Alvin was another adoption from the humane society, but he was only a kitten when we got him. He was always a naughty little chipmunk, hence the name. Alvin is now a predator, (AKA Arnie,or The Terminator, amongst many others), he sleeps all day and hunts all night. He is a very aloof cat, and is definitely the alpha male amongst our lot, but he’s smart enough to recognize that mummy is numero uno in this pecking order. I don’t need an alarm clock with Alvin around, every morning at 7:30 am, he climbs on the bedroom window ledge and yowls at me to let him in.

Want to be interviewed by me? Here are the instructions:
1. Leave me a comment saying, "Interview me."
2. I will respond by emailing you five questions. (I get to pick the questions).
3. You will update your blog with the answers to the questions and let me know when you have posted it, so I can link to it.
4. You will include this explanation and an offer to interview someone else in the same post.
5. When others comment asking to be interviewed, you will ask them five questions.


pamokc said...

Great answers! And thanks for participating! See, I just KNEW that about the Lake District ... one place in England that I haven't been!!! John keeps saying, "Oh, you'll hate it there, no one ever goes there." Joking, of course!!! I don't know those two nursery rhymes,but that makes sense now!

Brit' Gal Sarah said...

Very enjoyable and interesting answers Jan. You give all us writing hopefuls the will to keep going. The cats are lovely and isn't it funny how they grow into their names!

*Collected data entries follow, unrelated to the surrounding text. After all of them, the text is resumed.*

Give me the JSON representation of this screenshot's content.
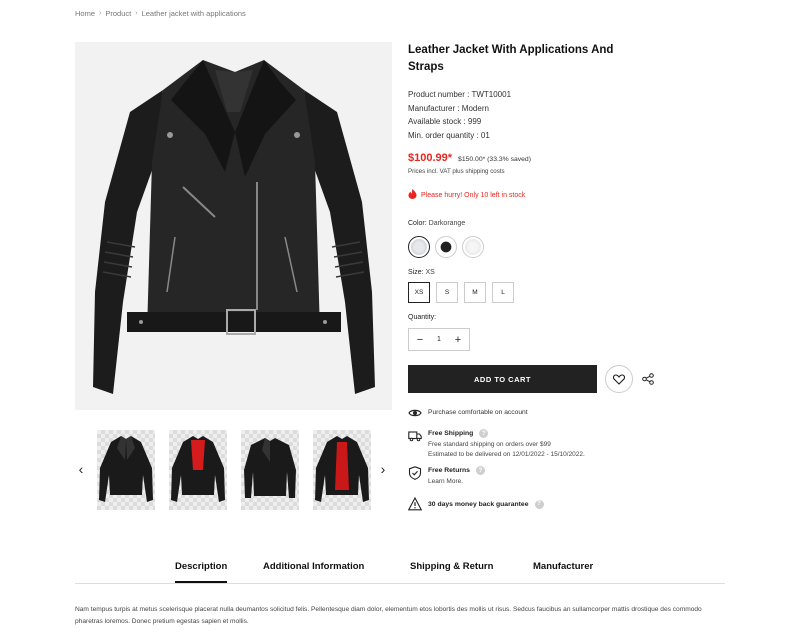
{
  "breadcrumb": {
    "items": [
      "Home",
      "Product",
      "Leather jacket with applications"
    ],
    "separator": "›"
  },
  "product": {
    "title": "Leather Jacket With Applications And Straps",
    "meta": [
      "Product number : TWT10001",
      "Manufacturer : Modern",
      "Available stock : 999",
      "Min. order quantity : 01"
    ],
    "price": "$100.99*",
    "old_price": "$150.00* (33.3% saved)",
    "tax_note": "Prices incl. VAT plus shipping costs",
    "hurry": "Please hurry! Only 10 left in stock"
  },
  "options": {
    "color_label": "Color:",
    "color_value": "Darkorange",
    "swatches": [
      "light-jacket",
      "black-jacket",
      "white-jacket"
    ],
    "size_label": "Size:",
    "size_value": "XS",
    "sizes": [
      "XS",
      "S",
      "M",
      "L"
    ],
    "quantity_label": "Quantity:",
    "quantity": "1",
    "minus": "−",
    "plus": "+"
  },
  "actions": {
    "add_to_cart": "ADD TO CART"
  },
  "features": {
    "purchase": "Purchase comfortable on account",
    "shipping_title": "Free Shipping",
    "shipping_line1": "Free standard shipping on orders over $99",
    "shipping_line2": "Estimated to be delivered on 12/01/2022 - 15/10/2022.",
    "returns_title": "Free Returns",
    "returns_line": "Learn More.",
    "guarantee_title": "30 days money back guarantee",
    "help": "?"
  },
  "thumbnails": {
    "prev": "‹",
    "next": "›",
    "items": [
      "jacket-black",
      "jacket-red-lining",
      "jacket-black-flat",
      "jacket-red-open"
    ]
  },
  "tabs": [
    "Description",
    "Additional Information",
    "Shipping & Return",
    "Manufacturer"
  ],
  "description": "Nam tempus turpis at metus scelerisque placerat nulla deumantos solicitud felis. Pellentesque diam dolor, elementum etos lobortis des mollis ut risus. Sedcus faucibus an sullamcorper mattis drostique des commodo pharetras loremos. Donec pretium egestas sapien et mollis.",
  "colors": {
    "accent": "#e8261f",
    "button": "#222222",
    "image_bg": "#f2f2f2"
  }
}
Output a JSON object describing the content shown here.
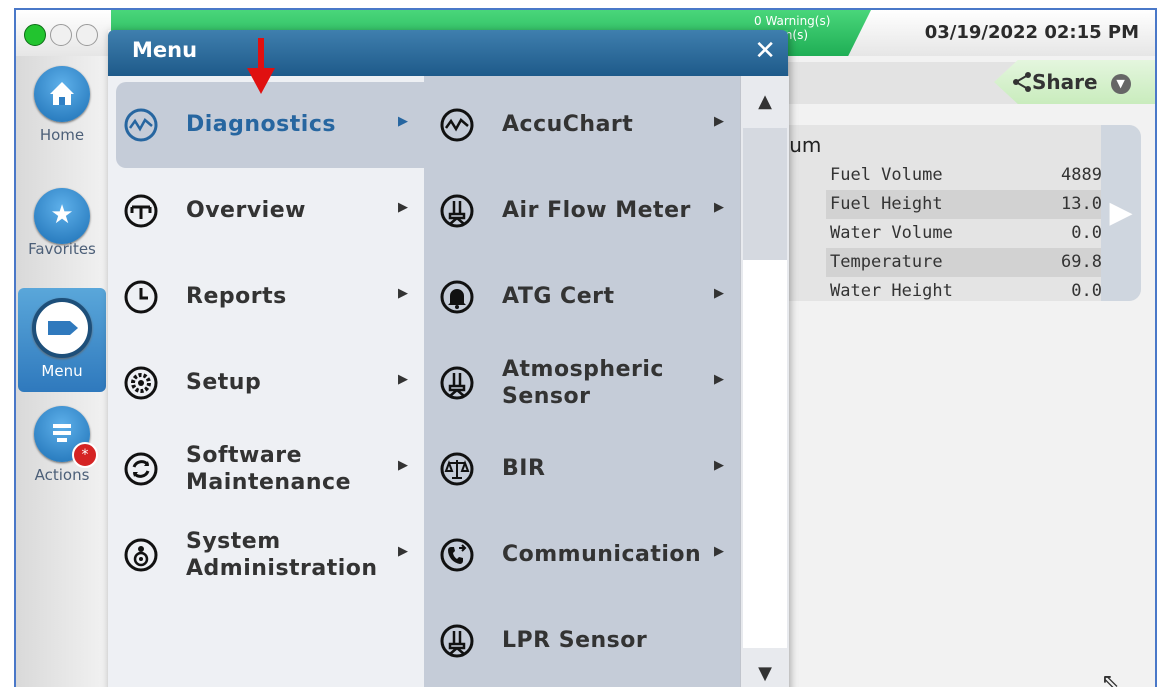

Oh and btw, I never ever see litter over here in the NW!

Lakeland Jo said...

great post, I really enjoyed reading it, and I really enjoyed your reply to the Lake District question. I have never been to Oklahoma but I would love to come, so I can't comment on your Lake District.By the way- interview me.I can't wait.

Anonymous said...

Hi Janet,
hopped over from Jo's place.

Where in Lancashire are you from? I'm originally from Yorkshire but moved just a few feet over the new border into a village near Clitheroe where I grew up until I joined the Navy in 1981.

I read your interview, but will have to do some spoaching around later as It's bed time now and I know what will happen if I start....2am and I'll still be here!

pamokc said...

The reason Sarah doesn't see litter in NW Oklahoma is because it BLOWS AWAY and because there is NOTHING TO KEEP IT FROM BLOWING AWAY ....hehehehe

Gill - That British Woman said...

I had to pop over to answer your question about that ROTTEN BOOKWORM..LOL I was going to delete from my favourites on my laptop, but still haven't done it, however, dd has my laptop at the moment, so I have an excuse not to be on it.........I know I could get the link from you blog, but I'm not going to.

I mean I can waste away a whole night on that silly game, but it does make my mind think!!!!

I love your answers by the way to the interview. If you feel like interviewing me, go ahead, just don't ask me anything on BOOKWORM...LOL

Gill in Canada

(Just send the questions through my blog, as I moderate all comments)

By the way my word verification is: WORDSWOM

Cheryl said...

Love it! and the kitties all of them beautiful. I want one soo badly, we are on a waiting list for another Siamese!m

A Brit in Tennessee said...

It's nice to learn a little more about you Jan !
The cats are just beautiful, and I adore their names, they seem to be such characters...
Litter is one thing we hardly see around this area, seems like all the roads are "adopted" by one organisation or another, and they spend their Saturdays, once a month, picking up litter.
The city has a strict enforcement law also, so everyone abides by the rules.
Are you from Manchester originally ?
Great blog !

Gill - That British Woman said...

Janet, I wasn't sure if you wanted a letter for that quiz thingy I was doing on my blog? If you do the letter I have assigned you is "A" If you want to play along great, if not just ignore this comment.